15 gute Minuten der GIANTS sind 25 zu wenig
Die Niederlagenserie der BAYER GIANTS in der BARMER 2. Basketball Bundesliga ProA 2025/26 hält weiter an. Das Team von Headcoach Michael „Mike“ Koch unterlag am 18. Spieltag den Nürnberg Falcons mit 72:95 (37:52).
Kurz vor Ende der Begegnung nimmt John Williams Jr. mit Ablauf der Spieluhr einen Wurf von weit außerhalb der Dreipunktelinie. Ein Treffer, welcher die Partie nicht mehr maßgeblich beeinflusst hätte. Viel mehr war die Wut und die Enttäuschung über die eigene Leistung im Wurfversuch des US-Amerikaners zu spüren. Einmal mehr verloren die GIANTS in der BARMER 2. Basketball Bundesliga, einmal mehr war die Niederlage, auch in der Höhe, vollkommen verdient. Mit 72:95 unterlag man bei den Nürnberg Falcons und trat mit einer dicken Packung die 420 Kilometer weite Heimreise an.
Spielverlauf: Solide 15 Minuten reichen in Nürnberg nicht aus
Dabei zeigte BAYER zumindest in den ersten zehn Minuten Begegnung, dass man mit dem Gegner mithalten kann. Zwar startete Nürnberg vor 2.444 Zuschauern in der KIA Metropol ARENA in den Spieltag, doch Leverkusen rappelte sich mit zunehmender Dauer des Viertels wieder auf. Dies lag vor allem an Kobe Langley, welcher immer wieder punkten konnte. Zwar haperte es hier und da in der Verteidigung, mit dem Ergebnis von 25:23 aus Sicht der Hausherren konnten die Rheinländer gut leben.
Im zweiten Durchgang ging der 14-fache Deutsche Meister durch Luca Finn Kahl in Führung (25:26 – 11. Spielminute). Es sollte allerdings das erste und einzige Mal bleiben, dass die TSV-Basketballer vorne lagen. Denn Nürnberg konterte, spielte deutlich besser als noch in den Minuten zuvor und baute den eigenen Vorsprung sukzessive aus. Kurz vor Ende der ersten Halbzeit sorgte Carter Whitt mit zwei erfolgreichen Freiwürfen für 50:37-Pausenstand.
Nach der fünfzehnminütigen Ruhephase sorgten die Falcons für die vorzeitige Entscheidung. Aufgrund eines 9:2-„Runs“ lagen die Franken mit 20 Zählern in Front (59:39 – 23. Spielminute). Die GIANTS haderten mit ihrer hohen Anzahl an vergebenen Würfen. Dazu kamen Fehler, welche der Kategorie „Unnötig“ zugeordnet werden dürfen. Nach Abschnitt Nummer Drei lag Nürnberg mit 77:50 verdient vorne.
Die letzte Spielperiode plätscherte dann vor sich hin.

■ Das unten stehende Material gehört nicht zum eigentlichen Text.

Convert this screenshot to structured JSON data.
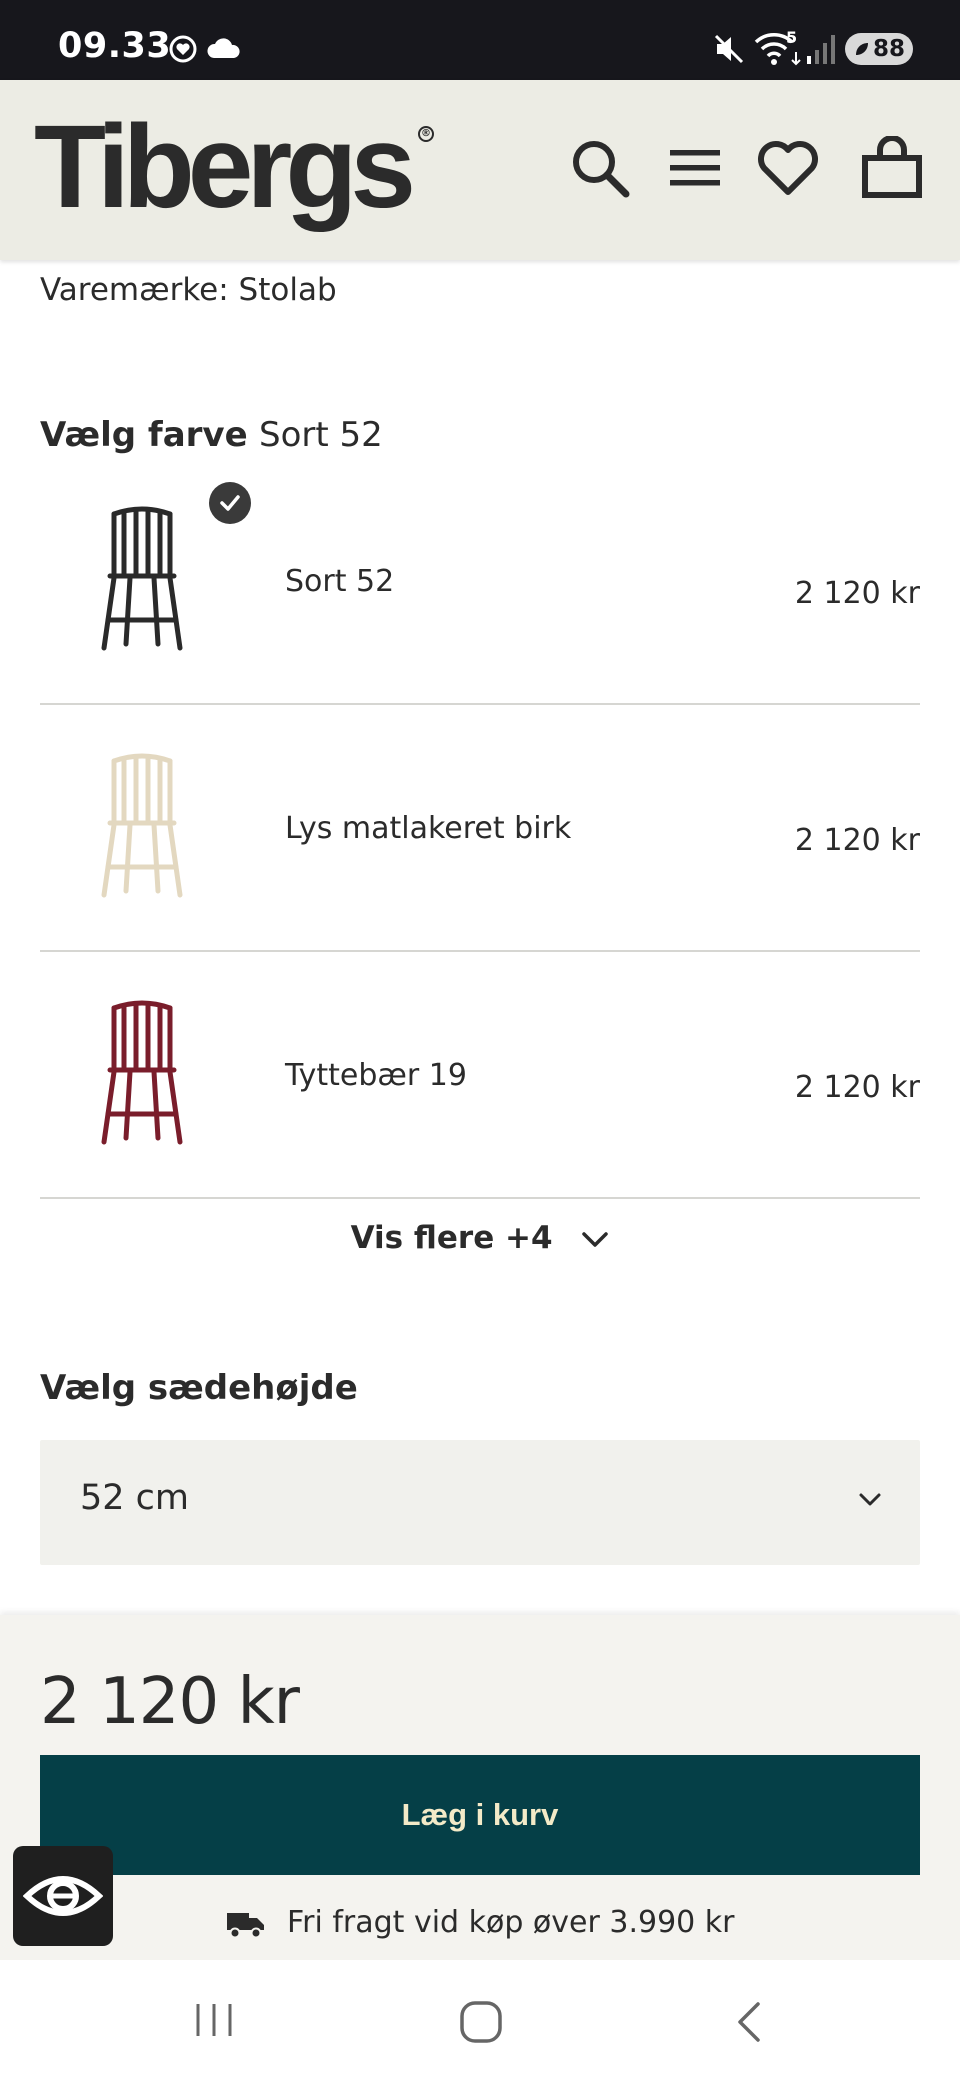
{
  "status_bar": {
    "time": "09.33",
    "battery": "88",
    "network_badge": "5"
  },
  "header": {
    "logo": "Tibergs",
    "logo_mark": "®",
    "icons": [
      "search-icon",
      "menu-icon",
      "heart-icon",
      "cart-icon"
    ]
  },
  "product": {
    "brand_line": "Varemærke: Stolab",
    "color_section_label": "Vælg farve",
    "selected_color": "Sort 52",
    "colors": [
      {
        "name": "Sort 52",
        "price": "2 120 kr",
        "swatch": "#2a2a2a",
        "selected": true
      },
      {
        "name": "Lys matlakeret birk",
        "price": "2 120 kr",
        "swatch": "#e6dcc6",
        "selected": false
      },
      {
        "name": "Tyttebær 19",
        "price": "2 120 kr",
        "swatch": "#7a1d2b",
        "selected": false
      }
    ],
    "show_more": "Vis flere +4",
    "height_section_label": "Vælg sædehøjde",
    "height_value": "52 cm"
  },
  "buy_bar": {
    "price": "2 120 kr",
    "add_to_cart": "Læg i kurv",
    "free_shipping": "Fri fragt vid køp øver 3.990 kr"
  },
  "colors": {
    "header_bg": "#ecece4",
    "cta_bg": "#053f47",
    "cta_text": "#f3eac8"
  }
}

Einer drohenden Demontage versuchte man, sich entgegenzustellen. Am Ende konnte man das Ergebnis allerdings nur unwesentlich nach oben korrigieren. Mit 95:72 gewannen die „Falken“ hochverdient gegen BAYER Leverkusen.

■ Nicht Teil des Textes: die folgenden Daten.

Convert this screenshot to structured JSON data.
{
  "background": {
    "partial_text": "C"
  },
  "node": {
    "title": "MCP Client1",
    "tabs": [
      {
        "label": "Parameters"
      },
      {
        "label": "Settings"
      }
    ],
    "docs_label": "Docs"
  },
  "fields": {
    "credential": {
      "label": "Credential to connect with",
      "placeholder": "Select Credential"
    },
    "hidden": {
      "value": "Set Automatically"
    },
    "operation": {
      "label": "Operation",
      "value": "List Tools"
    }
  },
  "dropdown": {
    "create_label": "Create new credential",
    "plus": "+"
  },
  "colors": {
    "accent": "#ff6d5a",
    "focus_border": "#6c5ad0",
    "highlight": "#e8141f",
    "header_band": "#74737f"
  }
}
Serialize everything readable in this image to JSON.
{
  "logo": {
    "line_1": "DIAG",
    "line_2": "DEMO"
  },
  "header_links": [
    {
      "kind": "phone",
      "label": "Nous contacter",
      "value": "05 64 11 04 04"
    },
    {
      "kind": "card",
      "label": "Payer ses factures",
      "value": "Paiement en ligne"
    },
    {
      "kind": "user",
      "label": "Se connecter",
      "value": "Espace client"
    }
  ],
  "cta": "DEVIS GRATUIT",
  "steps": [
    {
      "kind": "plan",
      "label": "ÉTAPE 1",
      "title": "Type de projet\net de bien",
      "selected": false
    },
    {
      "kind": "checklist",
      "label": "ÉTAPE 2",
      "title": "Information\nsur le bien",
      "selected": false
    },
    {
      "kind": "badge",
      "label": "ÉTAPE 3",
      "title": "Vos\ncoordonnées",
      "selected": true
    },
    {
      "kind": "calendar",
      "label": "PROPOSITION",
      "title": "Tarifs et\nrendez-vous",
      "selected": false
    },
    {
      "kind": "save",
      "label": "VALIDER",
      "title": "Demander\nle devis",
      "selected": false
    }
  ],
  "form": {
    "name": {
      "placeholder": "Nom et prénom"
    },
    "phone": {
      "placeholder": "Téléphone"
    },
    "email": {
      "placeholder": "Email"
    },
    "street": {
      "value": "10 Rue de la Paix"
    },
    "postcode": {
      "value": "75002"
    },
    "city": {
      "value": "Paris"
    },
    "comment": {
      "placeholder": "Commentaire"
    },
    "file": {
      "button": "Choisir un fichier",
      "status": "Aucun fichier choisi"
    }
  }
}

Koch: „Die 95 zugelassenen Punkte waren deutlich zu viel des Guten.“
Der Coach des Rekordmeisters, Michael „Mike“ Koch, fasst die Paarung wie folgt zusammen: „Wir haben gegen einen sehr guten und starken Gegner vollkommen verdient verloren. In der ersten Halbzeit haben wir lange mitgehalten, doch dann ist Nürnberg davongezogen und es ist uns nicht gelungen, in Sichtweite zu bleiben. Dies lag vor allem an der physisch präsenten Verteidigung sowie der hohen Schnelligkeit, welche die Falcons an den Tag gelegt haben. Die 95 zugelassenen Punkte waren deutlich zu viel des Guten.“ Etwas lag dem Hauptübungsleiter allerdings noch auf dem Herzen: „Dass uns in dieser schwierigen Situation zehn Fans an einem Sonntag nach Nürnberg begleiten und uns unterstützen, ist etwas ganz Besonderes. Ich möchte mich im Namen der gesamten Mannschaft bei unserem treuen Anhang bedanken. Das ist in dieser sportlichen Situation nicht alltäglich.“
Scoring BAYER GIANTS Leverkusen (vs. Nürnberg Falcons): Kobe Langley (16 Punkte), John Williams Jr. (13), Sören-Eyke Urbansky (12), Ricardo Lynch (9), Donte Nicholas (7), Dennis Heinzmann (6), Luca Finn Kahl (5), Sebastian Brach (4) und Calin Nita.